The first S-97, which incorporates dual rotors and an aft pusher prop to achieve helicopter hover capabilities and fast flight like an airplane, has flown just 2.2 hours during two flights since its first flight in May.
The same aircraft has undergone 47 hours of tethered ground testing while the ground test station, which is a skeletonized terrestrial test bed for the aircraft’s main operational components, has undergone only about 40 hours of testing, said Bill Fell, Sikorsky’s chief test pilot on the program.

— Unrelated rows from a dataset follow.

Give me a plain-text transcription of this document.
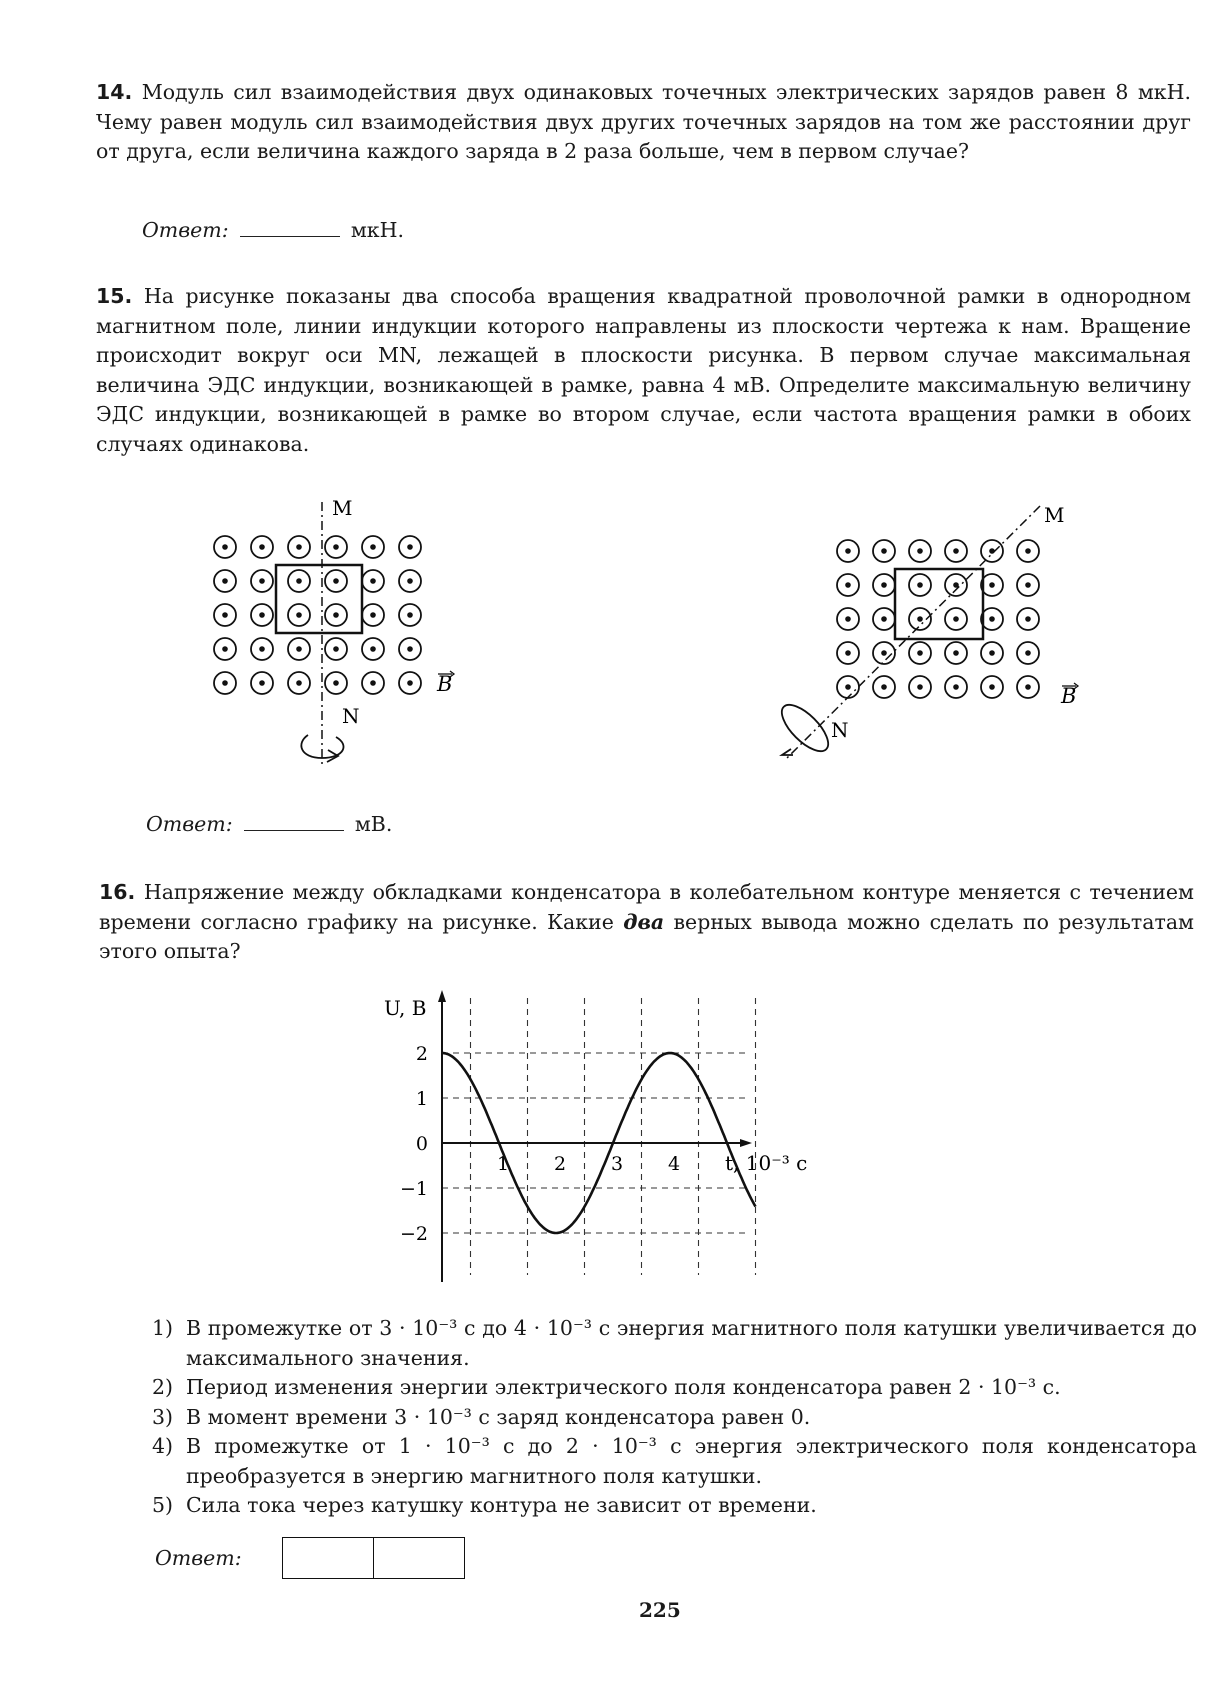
14. Модуль сил взаимодействия двух одинаковых точечных электрических зарядов равен 8 мкН. Чему равен модуль сил взаимодействия двух других точечных зарядов на том же расстоянии друг от друга, если величина каждого заряда в 2 раза больше, чем в первом случае?

Ответ:	мкН.

15. На рисунке показаны два способа вращения квадратной проволочной рамки в однородном магнитном поле, линии индукции которого направлены из плоскости чертежа к нам. Вращение происходит вокруг оси MN, лежащей в плоскости рисунка. В первом случае максимальная величина ЭДС индукции, возникающей в рамке, равна 4 мВ. Определите максимальную величину ЭДС индукции, возникающей в рамке во втором случае, если частота вращения рамки в обоих случаях одинакова.

M
N
B
M
N
B
Ответ:	мВ.

16. Напряжение между обкладками конденсатора в колебательном контуре меняется с течением времени согласно графику на рисунке. Какие два верных вывода можно сделать по результатам этого опыта?

2
1
0
−1
−2
1 2 3 4
U, В
t, 10⁻³ с
1) В промежутке от 3 · 10⁻³ с до 4 · 10⁻³ с энергия магнитного поля катушки увеличивается до максимального значения.
2) Период изменения энергии электрического поля конденсатора равен 2 · 10⁻³ с.
3) В момент времени 3 · 10⁻³ с заряд конденсатора равен 0.
4) В промежутке от 1 · 10⁻³ с до 2 · 10⁻³ с энергия электрического поля конденсатора преобразуется в энергию магнитного поля катушки.
5) Сила тока через катушку контура не зависит от времени.
Ответ:
225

“Normally, you qualify all the systems on the aircraft with the ground test stand,” Fell said during a walk-around of the aircraft at the Association of the U.S. Army’s annual exposition in Washington, D.C. “Now we have our ground test stand up and running and we have about 40 hours on it. Right now the aircraft is leading the ground test stand a little bit. So we’re going to take a small step back now to put a lot of hours on the ground test stand and make sure that we have the flight safety to continue to expand the envelope on the aircraft.”
Delaying aggressive flight test tracks with the program thusfar. Sikorsky several times delayed first flight of the aircraft because it chose to proceed deliberately with maturing a technology that could revolutionize rotorcraft but for which there is no existing military requirement.
The 11,500-pound S-97 is based on Sikorsky’s X-2 technology demonstrator. Both platforms were funded internally by the company based on anticipated requirements for improved rotorcraft performance.
The S-97 is designed as an armed scout helicopter, though the Army has scrapped plans to replace its aging OH-58D Kiowa Warrior fleet in favor of handing the scout mission to AH-64 Apache gunships teamed with unmanned aircraft.
Raider is the basis for Sikorsky and Boeing’s [BA] SB-1 Defiant, which is the team’s offering for the Army’s Joint Multi-Role technology demonstration (JMR) program. JRM-TD will inform the eventual Future Vertical Lift (FVL) family of rotorcraft that will replace the Army’s current fleet beginning with a medium-weight aircraft to fill the role currently performed by the UH-60 Black Hawk. It simultaneously is being offered for the light variant of FVL.
Bell Helicopter [TXT] and Lockheed Martin [LMT] are offering the V-280 Valor next-generation tiltrotor for JMR. The competition became somewhat muddied with the recent acquisition of Sikorsky by Lockheed Martin, effectively giving Lockheed Martin a hand in both of the two JMR offerings.
Mark Miller, Sikorsky’s Vice President of Research and Engineering, said the acquisition would cause “zero complications.” Lockheed Martin is providing avionics and other flight control systems for the aircraft.
“Lockheed is a large supplier to many programs,” he said. “That effort [JMR] will be firewalled from this program [Raider].”
The entire planned flight test program for Raider is between 110 and 120 hours, Fell said. After running the ground test stand for 200 hours, pilots will get “the green light to expand the aircraft’s envelope” and flight testing will resume, he said. Fell and other test pilots then will gradually widen the envelope and increase the speed of flight up to the expected 200-plus knots the aircraft is designed to fly.
“The plan is to have aircraft one up to its full speed envelope by next summer, but during flight testing you never know what kind of problems are going to come up,” Fell said.